Kzwix
Kzwix

Reputation: 173

Easy way to read UTF-8 characters from a binary file?

Here is my problem: I have to read "binary" files, that is, files which have varying "record" sizes, and which may contain binary data, as well as UTF-8-encoded text fields.

Reading a given number of bytes from an input file is trivial, but I was wondering if there were functions to easily read a given number of characters (not bytes) from a file ? Like, if I know I need to read a 10-characters field (encoded in UTF-8, it would be at least 10 bytes long, but could go up to 40 or more, if we're talking "high" codepoints).

I emphasize that I'm reading a "mixed" file, that is, I cannot process it whole as UTF-8, because the binary fields have to be read without being interpreted as UTF-8 characters.

So, while doing it by hand is pretty straightforward (the byte-by-byte, naïve approach, isn't hard to implement - even though I'm dubious about the efficiency), I'm wondering if there are better alternatives out there. If possible, in the standard library, but I'm open to 3rd party code too - if my organization validates its use.

Upvotes: 0

Views: 1625

Answers (3)

Kzwix
Kzwix

Reputation: 173

Well, for now, I've settled on creating a function which allocates a buffer of size 4 * numberOfCharactersToRead + 1 (as a UTF-8 character is encoded at most on 4 bytes).

Then I fread() that much (or as much as I can, if I hit EOF). And then I merely test the upper bits to know whether I hit a 1-byte, 2-byte, 3-byte, or 4-byte character.
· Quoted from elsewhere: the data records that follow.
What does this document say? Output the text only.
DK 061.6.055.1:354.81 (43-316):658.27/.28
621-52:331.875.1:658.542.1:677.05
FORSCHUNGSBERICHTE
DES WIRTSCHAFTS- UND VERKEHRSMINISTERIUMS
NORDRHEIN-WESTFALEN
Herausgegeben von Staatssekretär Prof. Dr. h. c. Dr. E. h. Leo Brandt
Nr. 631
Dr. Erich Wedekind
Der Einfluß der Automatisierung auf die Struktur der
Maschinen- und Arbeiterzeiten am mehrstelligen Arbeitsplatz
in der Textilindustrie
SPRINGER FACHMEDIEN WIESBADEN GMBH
I check the following bytes as needed, and note where it puts me.

After I read the required number of characters, I take note of the number of bytes it really took, and I then adjust back the file pointer if I had read more than needed. I also realloc() the buffer to downsize it to the needed size.

I'm pretty sure it's more efficient than calling getwc() repeatedly before converting the wchar_t back to UTF-8 (because, in the end, I need to keep it as a UTF-8 sequence, as I'm storing that data in a Perl scalar, and that's the way Perl does it internally).

I end the UTF-8 "string" I read with a 0 (hence the extra byte), in order to be able to print it with standard C functions, and that's that.

Also, to store the "raw binary" along with UTF-8 encoded text, when I concatenate them, I merely encode the binary bytes as UTF-8 codepoints. This way, under Perl, I get to treat a character or a "raw byte" the same way, as UTF-8 characters. I'll just have to get the "codepoint" value back when I need to work on a raw byte disguised as a character.

I know I hadn't mentioned Perl in the tags, but it didn't matter for the question, so I'm only mentioning it in order to provide some context as to why I went that way.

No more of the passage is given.